Thursday, January 15, 2009

Using serialized objects

Here we use the 'update' method from my previous example to create a Status object and get the screen name of the user that posted the status. We can use the screen name to call the 'show' method.

// Make your API calls with this.
private Twitter twitter;

// The responses from the Twitter REST API go here.
private XmlDocument xmlresponse;

// NEVER hard code your password. 
// I'm just trying to keep it simple for the example.
twitter = new Twitter("onil", "{my password}");

// Make a call to the 'update' method to post your status.
xmlresponse = twitter.StatusUpdate("Pooping.");

// Create a Status object using the XML response.
Status myStatus = new Status();
myStatus = (Status)XmlSerializerHelper.Deserialize(xmlresponse, typeof(Status));

// We can use the Status object to pass a parameter to the 'show' method.
// Every status object contains a User object representing the user that
// posted the status.
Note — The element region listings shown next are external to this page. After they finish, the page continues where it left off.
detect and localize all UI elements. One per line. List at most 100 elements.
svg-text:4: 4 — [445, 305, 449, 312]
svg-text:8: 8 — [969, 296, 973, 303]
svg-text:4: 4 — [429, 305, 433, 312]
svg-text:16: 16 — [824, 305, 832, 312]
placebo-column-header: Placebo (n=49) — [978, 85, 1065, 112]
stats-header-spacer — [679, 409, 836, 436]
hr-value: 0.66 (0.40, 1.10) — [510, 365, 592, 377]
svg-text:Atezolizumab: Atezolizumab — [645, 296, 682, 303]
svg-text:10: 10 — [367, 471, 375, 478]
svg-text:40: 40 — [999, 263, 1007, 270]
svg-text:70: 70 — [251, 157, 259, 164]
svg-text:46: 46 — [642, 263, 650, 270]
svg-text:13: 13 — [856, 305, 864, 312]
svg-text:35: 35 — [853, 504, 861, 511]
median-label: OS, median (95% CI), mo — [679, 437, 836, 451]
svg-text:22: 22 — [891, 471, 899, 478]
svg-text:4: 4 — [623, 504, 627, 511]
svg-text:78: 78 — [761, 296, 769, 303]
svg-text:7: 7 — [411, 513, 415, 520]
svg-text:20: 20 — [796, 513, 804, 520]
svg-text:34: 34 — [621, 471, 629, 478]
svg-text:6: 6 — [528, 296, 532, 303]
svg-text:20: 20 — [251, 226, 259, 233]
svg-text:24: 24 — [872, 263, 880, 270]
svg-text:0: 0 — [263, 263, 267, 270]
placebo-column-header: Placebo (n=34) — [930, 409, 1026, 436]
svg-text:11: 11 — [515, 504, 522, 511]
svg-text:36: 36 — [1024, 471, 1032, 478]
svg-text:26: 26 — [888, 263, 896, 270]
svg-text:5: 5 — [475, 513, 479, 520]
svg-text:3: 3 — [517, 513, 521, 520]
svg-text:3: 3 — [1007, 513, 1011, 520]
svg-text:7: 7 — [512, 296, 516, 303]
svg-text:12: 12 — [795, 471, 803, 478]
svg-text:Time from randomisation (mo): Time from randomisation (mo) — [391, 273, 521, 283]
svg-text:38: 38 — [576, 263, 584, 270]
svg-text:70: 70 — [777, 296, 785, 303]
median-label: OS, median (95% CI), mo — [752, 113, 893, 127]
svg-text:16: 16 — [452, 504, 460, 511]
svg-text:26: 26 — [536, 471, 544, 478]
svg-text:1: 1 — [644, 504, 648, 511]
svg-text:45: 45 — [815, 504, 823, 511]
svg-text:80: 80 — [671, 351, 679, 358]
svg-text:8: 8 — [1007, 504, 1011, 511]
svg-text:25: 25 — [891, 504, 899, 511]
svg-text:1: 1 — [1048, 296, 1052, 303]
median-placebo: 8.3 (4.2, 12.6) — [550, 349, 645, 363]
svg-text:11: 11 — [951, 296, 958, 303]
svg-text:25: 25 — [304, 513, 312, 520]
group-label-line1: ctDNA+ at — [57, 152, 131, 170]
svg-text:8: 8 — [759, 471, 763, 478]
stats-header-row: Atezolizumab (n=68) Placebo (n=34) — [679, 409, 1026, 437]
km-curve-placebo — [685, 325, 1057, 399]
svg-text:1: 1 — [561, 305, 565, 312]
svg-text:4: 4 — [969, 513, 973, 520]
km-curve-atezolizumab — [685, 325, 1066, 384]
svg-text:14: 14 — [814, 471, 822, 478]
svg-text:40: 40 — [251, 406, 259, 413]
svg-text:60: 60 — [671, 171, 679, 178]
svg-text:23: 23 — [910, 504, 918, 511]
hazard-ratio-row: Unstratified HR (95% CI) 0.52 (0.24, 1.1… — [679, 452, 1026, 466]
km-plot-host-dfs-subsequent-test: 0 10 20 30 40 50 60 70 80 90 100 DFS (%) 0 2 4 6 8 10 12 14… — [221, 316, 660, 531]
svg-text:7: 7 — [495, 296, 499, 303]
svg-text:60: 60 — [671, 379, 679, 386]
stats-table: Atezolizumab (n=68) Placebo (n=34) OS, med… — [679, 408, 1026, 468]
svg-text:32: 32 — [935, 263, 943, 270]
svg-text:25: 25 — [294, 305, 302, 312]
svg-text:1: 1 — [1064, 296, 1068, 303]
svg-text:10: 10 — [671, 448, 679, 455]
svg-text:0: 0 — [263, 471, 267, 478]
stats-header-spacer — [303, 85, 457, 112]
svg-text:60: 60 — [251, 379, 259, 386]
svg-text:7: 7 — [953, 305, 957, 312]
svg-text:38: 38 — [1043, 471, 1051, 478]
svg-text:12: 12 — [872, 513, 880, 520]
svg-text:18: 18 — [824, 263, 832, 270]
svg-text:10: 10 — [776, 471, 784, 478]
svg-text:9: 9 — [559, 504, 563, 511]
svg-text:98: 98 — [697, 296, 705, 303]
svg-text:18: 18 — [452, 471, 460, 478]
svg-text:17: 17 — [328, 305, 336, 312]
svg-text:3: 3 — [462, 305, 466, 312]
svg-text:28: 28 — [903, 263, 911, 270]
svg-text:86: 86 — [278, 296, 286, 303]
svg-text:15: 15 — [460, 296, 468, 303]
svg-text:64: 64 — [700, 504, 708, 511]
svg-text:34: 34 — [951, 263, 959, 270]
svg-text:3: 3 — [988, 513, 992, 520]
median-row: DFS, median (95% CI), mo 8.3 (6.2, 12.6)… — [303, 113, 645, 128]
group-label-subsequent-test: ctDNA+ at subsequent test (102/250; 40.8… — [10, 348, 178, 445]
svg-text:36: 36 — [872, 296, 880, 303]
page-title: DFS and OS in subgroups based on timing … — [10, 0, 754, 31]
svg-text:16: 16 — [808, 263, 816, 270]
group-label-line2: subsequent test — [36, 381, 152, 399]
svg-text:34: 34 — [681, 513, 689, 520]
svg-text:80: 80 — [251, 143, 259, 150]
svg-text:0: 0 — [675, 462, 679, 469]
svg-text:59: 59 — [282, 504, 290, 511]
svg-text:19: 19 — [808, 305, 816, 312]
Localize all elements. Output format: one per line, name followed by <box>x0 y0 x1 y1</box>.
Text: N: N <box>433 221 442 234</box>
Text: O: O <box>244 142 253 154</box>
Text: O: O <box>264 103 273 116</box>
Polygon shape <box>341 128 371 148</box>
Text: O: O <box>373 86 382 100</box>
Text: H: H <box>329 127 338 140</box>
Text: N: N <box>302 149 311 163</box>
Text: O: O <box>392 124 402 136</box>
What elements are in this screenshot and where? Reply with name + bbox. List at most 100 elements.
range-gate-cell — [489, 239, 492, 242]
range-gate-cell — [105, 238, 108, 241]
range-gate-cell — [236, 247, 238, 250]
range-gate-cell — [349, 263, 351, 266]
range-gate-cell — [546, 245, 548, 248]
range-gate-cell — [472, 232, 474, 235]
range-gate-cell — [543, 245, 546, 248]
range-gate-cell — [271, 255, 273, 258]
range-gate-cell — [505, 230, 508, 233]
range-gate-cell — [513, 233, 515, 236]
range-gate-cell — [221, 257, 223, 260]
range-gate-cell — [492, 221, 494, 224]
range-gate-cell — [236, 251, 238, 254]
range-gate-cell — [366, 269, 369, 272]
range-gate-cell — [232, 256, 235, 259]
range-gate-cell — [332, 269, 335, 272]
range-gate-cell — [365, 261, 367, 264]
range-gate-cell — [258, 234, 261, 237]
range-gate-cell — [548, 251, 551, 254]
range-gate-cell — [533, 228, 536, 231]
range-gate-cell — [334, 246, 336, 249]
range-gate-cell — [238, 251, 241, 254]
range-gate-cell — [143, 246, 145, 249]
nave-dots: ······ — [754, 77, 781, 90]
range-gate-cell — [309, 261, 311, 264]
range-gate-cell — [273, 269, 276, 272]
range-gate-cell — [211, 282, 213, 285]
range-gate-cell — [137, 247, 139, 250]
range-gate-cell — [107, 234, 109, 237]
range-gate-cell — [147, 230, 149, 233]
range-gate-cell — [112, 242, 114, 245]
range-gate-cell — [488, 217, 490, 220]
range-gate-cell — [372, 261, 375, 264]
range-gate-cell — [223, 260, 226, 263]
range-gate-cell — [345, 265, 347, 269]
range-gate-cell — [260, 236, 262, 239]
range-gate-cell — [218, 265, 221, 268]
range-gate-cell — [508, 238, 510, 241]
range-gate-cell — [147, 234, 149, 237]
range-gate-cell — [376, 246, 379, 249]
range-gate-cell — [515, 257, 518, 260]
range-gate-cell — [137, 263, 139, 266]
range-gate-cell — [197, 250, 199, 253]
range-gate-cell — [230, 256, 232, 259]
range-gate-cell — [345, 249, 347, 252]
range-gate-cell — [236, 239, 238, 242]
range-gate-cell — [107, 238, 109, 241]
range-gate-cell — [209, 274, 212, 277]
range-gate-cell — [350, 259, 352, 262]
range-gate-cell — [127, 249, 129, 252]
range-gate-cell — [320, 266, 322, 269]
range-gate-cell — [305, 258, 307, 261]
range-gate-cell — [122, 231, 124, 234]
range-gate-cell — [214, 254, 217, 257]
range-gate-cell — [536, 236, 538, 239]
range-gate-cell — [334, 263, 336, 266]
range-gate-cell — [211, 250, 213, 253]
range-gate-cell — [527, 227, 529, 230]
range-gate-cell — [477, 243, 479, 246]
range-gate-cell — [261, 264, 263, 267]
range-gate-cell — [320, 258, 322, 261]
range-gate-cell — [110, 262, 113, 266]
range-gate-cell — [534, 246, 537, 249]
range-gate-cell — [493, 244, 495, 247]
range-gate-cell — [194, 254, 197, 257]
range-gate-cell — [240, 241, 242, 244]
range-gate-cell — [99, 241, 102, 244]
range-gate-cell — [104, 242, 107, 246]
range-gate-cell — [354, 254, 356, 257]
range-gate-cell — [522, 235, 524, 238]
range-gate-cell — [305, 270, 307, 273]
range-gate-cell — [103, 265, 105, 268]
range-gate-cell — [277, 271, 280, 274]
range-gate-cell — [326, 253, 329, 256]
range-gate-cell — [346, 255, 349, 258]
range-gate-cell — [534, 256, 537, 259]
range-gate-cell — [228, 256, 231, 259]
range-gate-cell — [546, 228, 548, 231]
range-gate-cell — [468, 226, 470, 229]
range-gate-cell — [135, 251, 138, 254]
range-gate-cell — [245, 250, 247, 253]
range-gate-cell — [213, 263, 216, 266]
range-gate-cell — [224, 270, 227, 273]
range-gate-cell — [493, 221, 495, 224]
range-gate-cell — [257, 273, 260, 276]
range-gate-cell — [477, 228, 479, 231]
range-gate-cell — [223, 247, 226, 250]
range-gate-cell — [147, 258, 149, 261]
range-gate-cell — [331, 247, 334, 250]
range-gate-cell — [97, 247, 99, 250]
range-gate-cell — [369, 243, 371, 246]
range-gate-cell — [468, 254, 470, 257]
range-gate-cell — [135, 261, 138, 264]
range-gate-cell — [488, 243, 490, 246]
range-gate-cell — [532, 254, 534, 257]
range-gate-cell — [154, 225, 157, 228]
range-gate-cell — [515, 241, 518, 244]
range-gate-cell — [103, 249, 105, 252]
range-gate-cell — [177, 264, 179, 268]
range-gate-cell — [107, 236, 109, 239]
We'll use the User object to get the screen name.
xmlresponse = twitter.UserShow(myStatus.User.Screen_Name);
// We could also have passed myStatus.User.Id in the above example.
// The Twitter REST API will accept the screen name or user ID. It's up to you.

// Create a User object using the XML response.
User myUser = new User();
myUser = (User)XmlSerializerHelper.Deserialize(xmlresponse, typeof(User));

I think that calling the Deserialize method is a bit annoying. TwitterXML will be changed in a future release so that all methods return a the deserialized XML  object instead of an XML document.